来自YelpReviewFull测试集的示例如下：

```json
{
    'label': 0,
    'text': 'I got \'new\' tires from them and within two weeks got a flat. I took my car to a local mechanic to see if i could get the hole patched, but they said the reason I had a flat was because the previous patch had blown - WAIT, WHAT? I just got the tire and never needed to have it patched? This was supposed to be a new tire. \\nI took the tire over to Flynn\'s and they told me that someone punctured my tire, then tried to patch it. So there are resentful tire slashers? I find that very unlikely. After arguing with the guy and telling him that his logic was far fetched he said he\'d give me a new tire \\"this time\\". \\nI will never go back to Flynn\'s b/c of the way this guy treated me and the simple fact that they gave me a used tire!'
}
```

#### 数据字段

- 'text': 评论文本使用双引号（"）转义，任何内部双引号都通过2个双引号（""）转义。换行符使用反斜杠后跟一个 "n" 字符转义，即 "\n"。
- 'label': 对应于评论的分数（介于1和5之间）。

#### 数据拆分

Yelp评论完整星级数据集是通过随机选取每个1到5星评论的130,000个训练样本和10,000个测试样本构建的。总共有650,000个训练样本和50,000个测试样本。

## 下载数据集

In [1]:
from datasets import load_dataset

dataset = load_dataset("yelp_review_full")

  from .autonotebook import tqdm as notebook_tqdm


In [2]:
dataset

DatasetDict({
    train: Dataset({
        features: ['label', 'text'],
        num_rows: 650000
    })
    test: Dataset({
        features: ['label', 'text'],
        num_rows: 50000
    })
})

In [3]:
dataset["train"][111]

{'label': 2,
 'text': "As far as Starbucks go, this is a pretty nice one.  The baristas are friendly and while I was here, a lot of regulars must have come in, because they bantered away with almost everyone.  The bathroom was clean and well maintained and the trash wasn't overflowing in the canisters around the store.  The pastries looked fresh, but I didn't partake.  The noise level was also at a nice working level - not too loud, music just barely audible.\\n\\nI do wish there was more seating.  It is nice that this location has a counter at the end of the bar for sole workers, but it doesn't replace more tables.  I'm sure this isn't as much of a problem in the summer when there's the space outside.\\n\\nThere was a treat receipt promo going on, but the barista didn't tell me about it, which I found odd.  Usually when they have promos like that going on, they ask everyone if they want their receipt to come back later in the day to claim whatever the offer is.  Today it was one of th

In [4]:
import random
import pandas as pd
import datasets
from IPython.display import display, HTML

In [5]:
def show_random_elements(dataset, num_examples=10):
    assert num_examples <= len(dataset), "Can't pick more elements than there are in the dataset."
    picks = []
    for _ in range(num_examples):
        pick = random.randint(0, len(dataset)-1)
        while pick in picks:
            pick = random.randint(0, len(dataset)-1)
        picks.append(pick)
    
    df = pd.DataFrame(dataset[picks])
    for column, typ in dataset.features.items():
        if isinstance(typ, datasets.ClassLabel):
            df[column] = df[column].transform(lambda i: typ.names[i])
    display(HTML(df.to_html()))

In [6]:
show_random_elements(dataset["train"])

Unnamed: 0,label,text
0,4 stars,"As soon I found out we would be staying at the Mirage, I had my heart set on hitting up the Carnegie Deli.\n\nRight after we arrived, I walked up to the to go counter and ordered the Woody Allen.
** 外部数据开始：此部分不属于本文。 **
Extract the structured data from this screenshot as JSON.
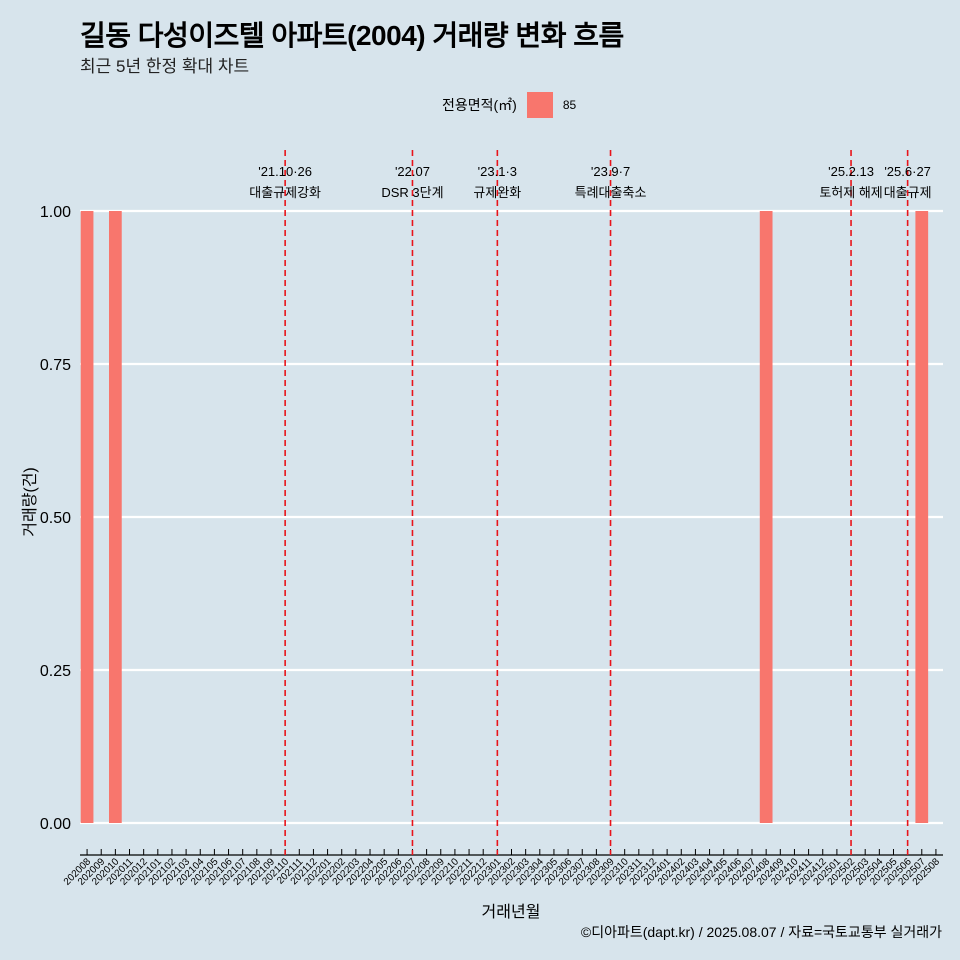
{
  "title": "길동 다성이즈텔 아파트(2004) 거래량 변화 흐름",
  "subtitle": "최근 5년 한정 확대 차트",
  "legend": {
    "title": "전용면적(㎡)",
    "item": "85",
    "color": "#f8766d"
  },
  "caption": "©디아파트(dapt.kr) / 2025.08.07 / 자료=국토교통부 실거래가",
  "chart_data": {
    "type": "bar",
    "xlabel": "거래년월",
    "ylabel": "거래량(건)",
    "ylim": [
      0,
      1
    ],
    "yticks": [
      "0.00",
      "0.25",
      "0.50",
      "0.75",
      "1.00"
    ],
    "grid": true,
    "legend_position": "top",
    "categories": [
      "202008",
      "202009",
      "202010",
      "202011",
      "202012",
      "202101",
      "202102",
      "202103",
      "202104",
      "202105",
      "202106",
      "202107",
      "202108",
      "202109",
      "202110",
      "202111",
      "202112",
      "202201",
      "202202",
      "202203",
      "202204",
      "202205",
      "202206",
      "202207",
      "202208",
      "202209",
      "202210",
      "202211",
      "202212",
      "202301",
      "202302",
      "202303",
      "202304",
      "202305",
      "202306",
      "202307",
      "202308",
      "202309",
      "202310",
      "202311",
      "202312",
      "202401",
      "202402",
      "202403",
      "202404",
      "202405",
      "202406",
      "202407",
      "202408",
      "202409",
      "202410",
      "202411",
      "202412",
      "202501",
      "202502",
      "202503",
      "202504",
      "202505",
      "202506",
      "202507",
      "202508"
    ],
    "series": [
      {
        "name": "85",
        "color": "#f8766d",
        "values": [
          1,
          0,
          1,
          0,
          0,
          0,
          0,
          0,
          0,
          0,
          0,
          0,
          0,
          0,
          0,
          0,
          0,
          0,
          0,
          0,
          0,
          0,
          0,
          0,
          0,
          0,
          0,
          0,
          0,
          0,
          0,
          0,
          0,
          0,
          0,
          0,
          0,
          0,
          0,
          0,
          0,
          0,
          0,
          0,
          0,
          0,
          0,
          0,
          1,
          0,
          0,
          0,
          0,
          0,
          0,
          0,
          0,
          0,
          0,
          1,
          0
        ]
      }
    ],
    "annotations": [
      {
        "category": "202110",
        "line1": "'21.10·26",
        "line2": "대출규제강화"
      },
      {
        "category": "202207",
        "line1": "'22.07",
        "line2": "DSR 3단계"
      },
      {
        "category": "202301",
        "line1": "'23.1·3",
        "line2": "규제완화"
      },
      {
        "category": "202309",
        "line1": "'23.9·7",
        "line2": "특례대출축소"
      },
      {
        "category": "202502",
        "line1": "'25.2.13",
        "line2": "토허제 해제"
      },
      {
        "category": "202506",
        "line1": "'25.6·27",
        "line2": "대출규제"
      }
    ]
  }
}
This sandwhich was HUGE! After carrying it back to my room, I felt like I had just done some high intensity reps at the gym.\n\nDon't let the $20 price tag scare you. It was worth every penny.\n\nService was a little slow and rude but hey it's a New York-style deli. What else would you expect?"
1,2 star,"I don't get the positive reviews. Close to $7.00 with tax for a mediocre normal sized carne asada burrito. If the burrito was $4.50 it would be reasonable. It was Super in name only, only a Super fail. Extra star for the hot sauces that I liked."
2,2 star,"This is a two and a half hour \""tour\"" that begins at the Royal Resort on Convention Center Drive, and it covers much of the history of Las Vegas when the Mob had tremendous influence and controlled much.\n\nMuch of the tour consists of sitting on the bus in the shade of some buildings while the tour director describes mob activities and shows photos and video on the flat panel at the front of the bus. The first talk was about 15 minutes as we sat in the shade of the buildings west of the Royal Resort. We then took a circuitous route down Convention Center Drive, made a left on Paradise, went to Sahara where we made a right, turned right on Joe W. Brown and then parked in the shade of the Las Vegas Hilton near its Sports Book entrance. From there we went back down Joe W. to karen to Maryland to Sahara to Tony Roma's where Frank Rosenthal survived a car bombing attempt on October 4, 1982. See what I mean about how the \""tour\"" goes. For a local, it was awful to see the roundabout way we were going. As a tourist, I might not have noticed.\n\nThe material offered during the tour is excellent. There just isn't enough to see on the tour. The only place we got out of the bus and toured anything was the last place, the Flamingo Hotel, where we walked to Benjamin \""Bugsy\"" Siegel's Garden. Now that I know where it is I'll be back to see it in daylight.\n\nWe were fortunate to have as our narrator Dennis Griffin, the author of several books. He has a lot of knowledge.\n\nI'm glad I had a Groupon for this experience."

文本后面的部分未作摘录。